Over 52 million Egyptians will vote to choose their president in the first-ever competitive elections to be held on Wednesday.
The voters will have to choose from 12 candidates, Islamists and secularists, in the two-day elections.
If no candidate gets an absolute majority, the top two vote-getters would compete in a runoff on June 16 and 17. The winner of the runoff would become Egypt's first president since Hosni Mubarak and will take office before July 1.
The Cabinet met on Wednesday to discuss the monitoring of the presidential election.
Meanwhile, Justice Minister Adel Abdel Hamid has also formed an operations room for the purpose.
"People can call 19303 about any problem," he said.
Ganzouri asked citizens to participate in the election as "their duty" and urged them to accept the decision of the majority.
"I hope the election would pass peacefully. And I call on all political forces to accept the result," he said.
Political, revolutionary forces and trade unions have also formed operations rooms while the Judges for Egypt Movement deployed 350 judges and 1,500 observers to monitor the process.
Also, 9,457 observers from 53 various human rights groups accredited by the Presidential Elections Commission would be present at the polling stations. The Carter Centre allowed 22 international observers from 14 countries to observe the campaigning, the voting and the counting. Former US President Jimmy Carter met with Ganzouri on Tuesday to discuss the democratisation process in Egypt.
The Muslim Brotherhood has also formed 300 operation rooms and 30 committees to monitor violations, and is sending 70,000 representatives to the polling stations.
Egyptians are holding their breath lest any surprises pop up during the elections.
Secretary General of the Presidential Elections Commission Hatem Bagato has said that ousted President Hosni Mubarak and his son, Gamal, have the right to vote in the presidential election.
Bagato said that the commission has not yet received a request from them to take part in the election. He confirmed that the commission is still studying requests from detainees to vote.
Sources at the interior ministry's prison department said there are between 7,000 and 10,000 inmates detained in 42 prisons pending investigations who have the right to cast their votes in the presidential election on Wednesday and Thursday, provided that they apply for it.
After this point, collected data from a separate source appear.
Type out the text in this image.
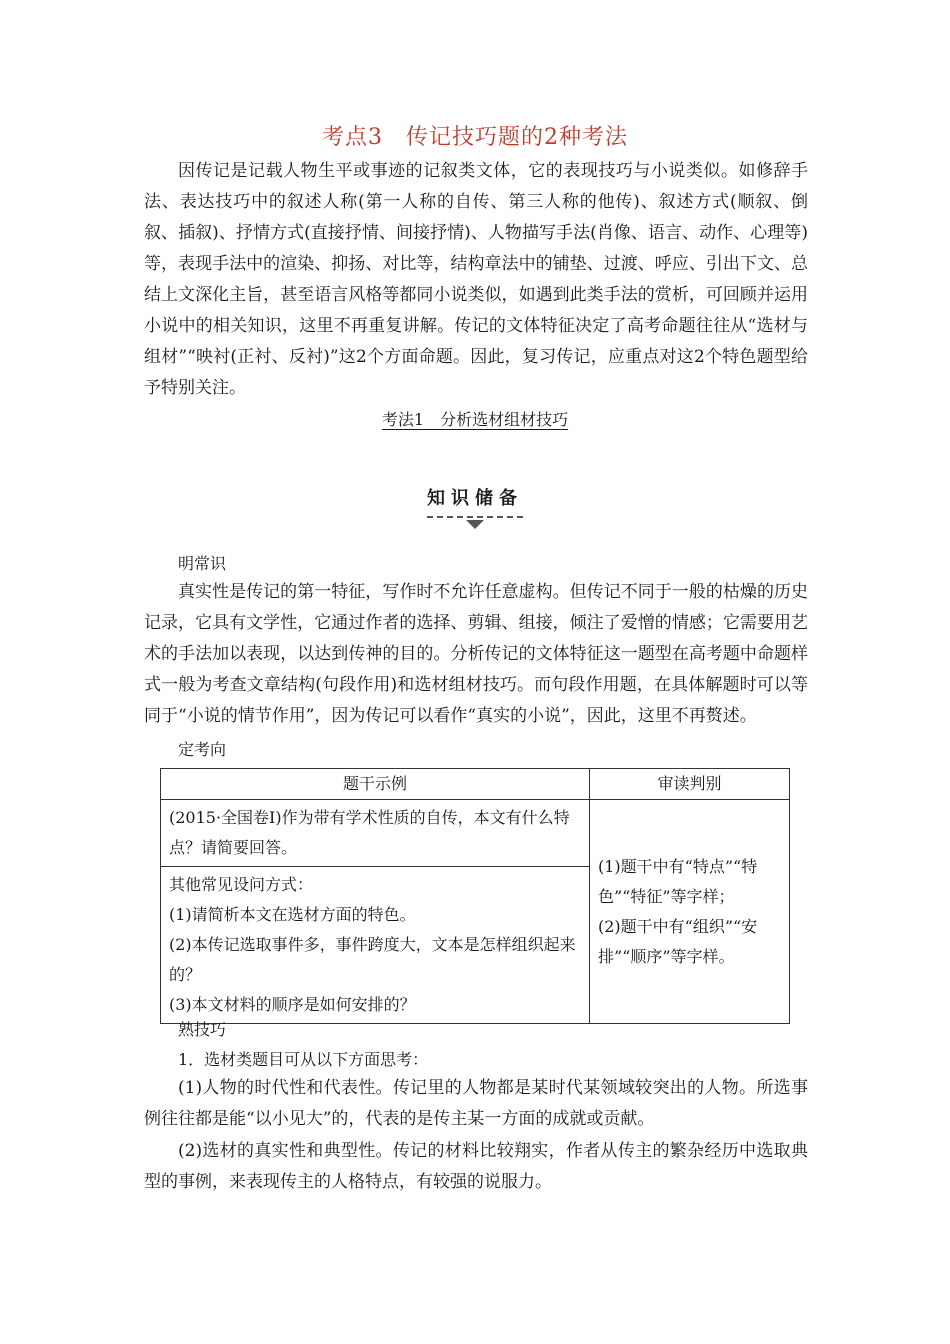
考点3　传记技巧题的2种考法

因传记是记载人物生平或事迹的记叙类文体，它的表现技巧与小说类似。如修辞手法、表达技巧中的叙述人称(第一人称的自传、第三人称的他传)、叙述方式(顺叙、倒叙、插叙)、抒情方式(直接抒情、间接抒情)、人物描写手法(肖像、语言、动作、心理等)等，表现手法中的渲染、抑扬、对比等，结构章法中的铺垫、过渡、呼应、引出下文、总结上文深化主旨，甚至语言风格等都同小说类似，如遇到此类手法的赏析，可回顾并运用小说中的相关知识，这里不再重复讲解。传记的文体特征决定了高考命题往往从“选材与组材”“映衬(正衬、反衬)”这2个方面命题。因此，复习传记，应重点对这2个特色题型给予特别关注。

考法1　分析选材组材技巧
知识储备
明常识

真实性是传记的第一特征，写作时不允许任意虚构。但传记不同于一般的枯燥的历史记录，它具有文学性，它通过作者的选择、剪辑、组接，倾注了爱憎的情感；它需要用艺术的手法加以表现，以达到传神的目的。分析传记的文体特征这一题型在高考题中命题样式一般为考查文章结构(句段作用)和选材组材技巧。而句段作用题，在具体解题时可以等同于“小说的情节作用”，因为传记可以看作“真实的小说”，因此，这里不再赘述。

定考向
题干示例	审读判别

(2015·全国卷Ⅰ)作为带有学术性质的自传，本文有什么特点？请简要回答。	(1)题干中有“特点”“特色”“特征”等字样；
(2)题干中有“组织”“安排”“顺序”等字样。

其他常见设问方式：
(1)请简析本文在选材方面的特色。
(2)本传记选取事件多，事件跨度大，文本是怎样组织起来的？
(3)本文材料的顺序是如何安排的？	
熟技巧
1．选材类题目可从以下方面思考：

(1)人物的时代性和代表性。传记里的人物都是某时代某领域较突出的人物。所选事例往往都是能“以小见大”的，代表的是传主某一方面的成就或贡献。

(2)选材的真实性和典型性。传记的材料比较翔实，作者从传主的繁杂经历中选取典型的事例，来表现传主的人格特点，有较强的说服力。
The sources added that former President Mubarak, who is detained in a medical centre, and 44 former regime officials, held in five different prisons, have not applied to vote.
Egyptian law allows detainees to vote as long as they have not been convicted.
It is impossible for thousands of detainees to vote because voting requires polling stations, civil workers and judges to supervise the elections, particularly as prisoners number over 3,000 in various prisons in Cairo and 1,000 in Tora.